Whole grains are a great source of fibre, vitamins, minerals, and can help keep you feeling full. Researchers at Tufts and Harvard Universities studied 2 834 people aged 32 – 83, to see if eating whole grains (that have not been refined) are better for us. They published their results in September 2010 issue of the Journal of the American Society of Nutrition.
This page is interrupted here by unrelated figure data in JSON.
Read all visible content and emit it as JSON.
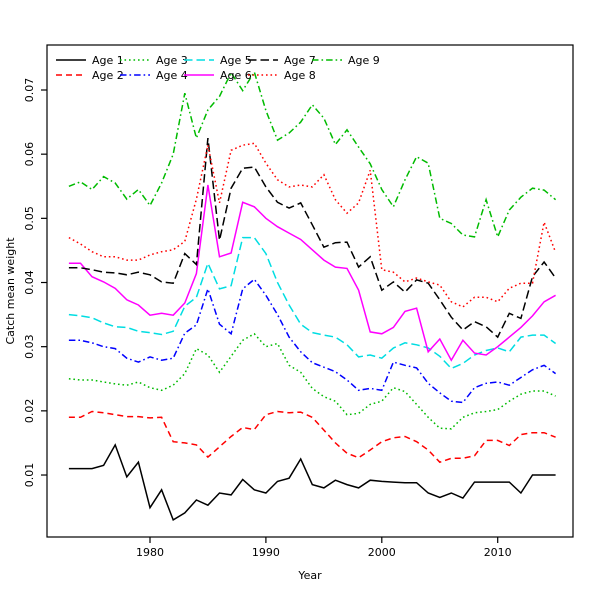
{
  "figure": {
    "background": "#ffffff",
    "border_color": "#000000"
  },
  "axes": {
    "x": {
      "label": "Year",
      "tick_labels": [
        "1980",
        "1990",
        "2000",
        "2010"
      ]
    },
    "y": {
      "label": "Catch mean weight",
      "tick_labels": [
        "0.01",
        "0.02",
        "0.03",
        "0.04",
        "0.05",
        "0.06",
        "0.07"
      ]
    }
  },
  "legend": {
    "position": "upper-left",
    "columns": 5,
    "rows": 2,
    "frame": false,
    "entries": [
      "Age 1",
      "Age 2",
      "Age 3",
      "Age 4",
      "Age 5",
      "Age 6",
      "Age 7",
      "Age 8",
      "Age 9"
    ]
  },
  "chart_data": {
    "type": "line",
    "title": "",
    "xlabel": "Year",
    "ylabel": "Catch mean weight",
    "xlim": [
      1971,
      2017
    ],
    "ylim": [
      0.0,
      0.077
    ],
    "x_ticks": [
      1980,
      1990,
      2000,
      2010
    ],
    "y_ticks": [
      0.01,
      0.02,
      0.03,
      0.04,
      0.05,
      0.06,
      0.07
    ],
    "grid": false,
    "x": [
      1973,
      1974,
      1975,
      1976,
      1977,
      1978,
      1979,
      1980,
      1981,
      1982,
      1983,
      1984,
      1985,
      1986,
      1987,
      1988,
      1989,
      1990,
      1991,
      1992,
      1993,
      1994,
      1995,
      1996,
      1997,
      1998,
      1999,
      2000,
      2001,
      2002,
      2003,
      2004,
      2005,
      2006,
      2007,
      2008,
      2009,
      2010,
      2011,
      2012,
      2013,
      2014,
      2015
    ],
    "series": [
      {
        "name": "Age 1",
        "color": "#000000",
        "linestyle": "solid",
        "values": [
          0.011,
          0.011,
          0.011,
          0.0115,
          0.0147,
          0.0097,
          0.012,
          0.0049,
          0.0077,
          0.003,
          0.0041,
          0.0061,
          0.0053,
          0.0072,
          0.0069,
          0.0093,
          0.0077,
          0.0072,
          0.009,
          0.0095,
          0.0125,
          0.0085,
          0.008,
          0.0092,
          0.0085,
          0.008,
          0.0092,
          0.009,
          0.0089,
          0.0088,
          0.0088,
          0.0072,
          0.0065,
          0.0072,
          0.0064,
          0.0089,
          0.0089,
          0.0089,
          0.0089,
          0.0072,
          0.01,
          0.01,
          0.01
        ]
      },
      {
        "name": "Age 2",
        "color": "#ff0000",
        "linestyle": "dashed",
        "values": [
          0.019,
          0.019,
          0.0199,
          0.0197,
          0.0194,
          0.0191,
          0.0191,
          0.0189,
          0.019,
          0.0152,
          0.015,
          0.0147,
          0.0128,
          0.0144,
          0.016,
          0.0174,
          0.0171,
          0.0194,
          0.0199,
          0.0197,
          0.0198,
          0.019,
          0.017,
          0.015,
          0.0134,
          0.0127,
          0.0139,
          0.0152,
          0.0158,
          0.016,
          0.0152,
          0.0139,
          0.012,
          0.0126,
          0.0126,
          0.013,
          0.0154,
          0.0154,
          0.0146,
          0.0163,
          0.0166,
          0.0166,
          0.0159
        ]
      },
      {
        "name": "Age 3",
        "color": "#00bb00",
        "linestyle": "dotted",
        "values": [
          0.025,
          0.0248,
          0.0248,
          0.0245,
          0.0242,
          0.024,
          0.0245,
          0.0236,
          0.0232,
          0.024,
          0.0258,
          0.0297,
          0.0287,
          0.026,
          0.0285,
          0.031,
          0.032,
          0.03,
          0.0305,
          0.0271,
          0.026,
          0.0235,
          0.0222,
          0.0215,
          0.0194,
          0.0196,
          0.021,
          0.0215,
          0.0236,
          0.023,
          0.021,
          0.019,
          0.0173,
          0.0172,
          0.019,
          0.0197,
          0.0199,
          0.0202,
          0.0215,
          0.0226,
          0.0231,
          0.0231,
          0.0223
        ]
      },
      {
        "name": "Age 4",
        "color": "#0000ff",
        "linestyle": "dashdot",
        "values": [
          0.031,
          0.031,
          0.0306,
          0.03,
          0.0297,
          0.0282,
          0.0276,
          0.0284,
          0.0279,
          0.0282,
          0.0321,
          0.0334,
          0.039,
          0.0335,
          0.032,
          0.039,
          0.0405,
          0.038,
          0.035,
          0.0315,
          0.0292,
          0.0275,
          0.0268,
          0.0261,
          0.0248,
          0.0232,
          0.0235,
          0.0232,
          0.0276,
          0.0271,
          0.0267,
          0.0243,
          0.0228,
          0.0215,
          0.0213,
          0.0236,
          0.0243,
          0.0245,
          0.024,
          0.0252,
          0.0264,
          0.0271,
          0.0258
        ]
      },
      {
        "name": "Age 5",
        "color": "#00dde2",
        "linestyle": "longdash",
        "values": [
          0.035,
          0.0348,
          0.0345,
          0.0337,
          0.0331,
          0.033,
          0.0324,
          0.0322,
          0.0319,
          0.0324,
          0.0363,
          0.0377,
          0.043,
          0.039,
          0.0395,
          0.047,
          0.047,
          0.0445,
          0.04,
          0.0365,
          0.0335,
          0.0322,
          0.0318,
          0.0315,
          0.0303,
          0.0284,
          0.0287,
          0.0282,
          0.0298,
          0.0306,
          0.0303,
          0.0298,
          0.0285,
          0.0266,
          0.0274,
          0.0287,
          0.0294,
          0.0298,
          0.0292,
          0.0315,
          0.0318,
          0.0318,
          0.0305
        ]
      },
      {
        "name": "Age 6",
        "color": "#ff00ff",
        "linestyle": "solid",
        "values": [
          0.043,
          0.043,
          0.0409,
          0.0401,
          0.0391,
          0.0373,
          0.0365,
          0.0349,
          0.0352,
          0.0349,
          0.0368,
          0.0414,
          0.0552,
          0.044,
          0.0446,
          0.0525,
          0.0518,
          0.05,
          0.0487,
          0.0477,
          0.0467,
          0.0451,
          0.0435,
          0.0424,
          0.0422,
          0.0388,
          0.0323,
          0.032,
          0.033,
          0.0355,
          0.036,
          0.0292,
          0.0312,
          0.0279,
          0.031,
          0.029,
          0.0287,
          0.03,
          0.0315,
          0.033,
          0.0348,
          0.037,
          0.038
        ]
      },
      {
        "name": "Age 7",
        "color": "#000000",
        "linestyle": "longdash",
        "values": [
          0.0423,
          0.0423,
          0.042,
          0.0416,
          0.0415,
          0.0412,
          0.0416,
          0.0412,
          0.0401,
          0.0399,
          0.0445,
          0.0428,
          0.0625,
          0.0466,
          0.0547,
          0.0578,
          0.058,
          0.0549,
          0.0525,
          0.0516,
          0.0524,
          0.049,
          0.0455,
          0.0462,
          0.0463,
          0.0424,
          0.044,
          0.0388,
          0.0401,
          0.0385,
          0.0404,
          0.0399,
          0.0373,
          0.0346,
          0.0326,
          0.0339,
          0.0331,
          0.0315,
          0.0352,
          0.0344,
          0.0409,
          0.0432,
          0.0407
        ]
      },
      {
        "name": "Age 8",
        "color": "#ff0000",
        "linestyle": "dotted",
        "values": [
          0.047,
          0.046,
          0.0448,
          0.044,
          0.044,
          0.0435,
          0.0435,
          0.0443,
          0.0448,
          0.0451,
          0.0464,
          0.053,
          0.0614,
          0.0524,
          0.0606,
          0.0614,
          0.0617,
          0.0586,
          0.056,
          0.0549,
          0.0552,
          0.0549,
          0.0568,
          0.0529,
          0.0508,
          0.0524,
          0.0575,
          0.042,
          0.0416,
          0.0401,
          0.0407,
          0.0401,
          0.0396,
          0.037,
          0.0362,
          0.0377,
          0.0377,
          0.037,
          0.0391,
          0.0399,
          0.0399,
          0.0494,
          0.0447
        ]
      },
      {
        "name": "Age 9",
        "color": "#00bb00",
        "linestyle": "dashdot",
        "values": [
          0.055,
          0.0557,
          0.0545,
          0.0565,
          0.0555,
          0.053,
          0.0545,
          0.052,
          0.0555,
          0.06,
          0.0695,
          0.0625,
          0.0669,
          0.069,
          0.0727,
          0.0699,
          0.0728,
          0.0668,
          0.0622,
          0.0633,
          0.065,
          0.0677,
          0.0656,
          0.0615,
          0.0638,
          0.0611,
          0.0585,
          0.0545,
          0.0518,
          0.056,
          0.0596,
          0.0586,
          0.05,
          0.0492,
          0.0474,
          0.0471,
          0.0529,
          0.0471,
          0.0513,
          0.0533,
          0.0547,
          0.0544,
          0.0529
        ]
      }
    ]
  }
}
Those people, who ate three whole grain servings per day, such as whole-wheat bread and wild rice, had an average of 12 per cent less fat beneath their skin and 17 per cent less fat around their organs compared to those who ate very few whole grain foods. People who ate more refined grains, such as pasta and white rice, had more fat both underneath the skin and around their organs.
What this means for you
The process of “refining”, removes some of the healthiest parts of the grain (the bran and the germ). Without these parts the grains have only half the protein and less than half the fibre of their whole grain counterparts. Whole grains include whole wheat, whole oats/oatmeal, whole rye, whole grain corn, brown and wild rice, buckwheat, triticale, barley, bulgur (cracked wheat), and quinoa.
Multigrain and 100 per cent wheat products are not always "whole grain", and those labelled “whole grain” are not always high in fibre. Check the package labels to find higher fibre products. Try eating more whole grain chapattis or roti and seeded breads more often.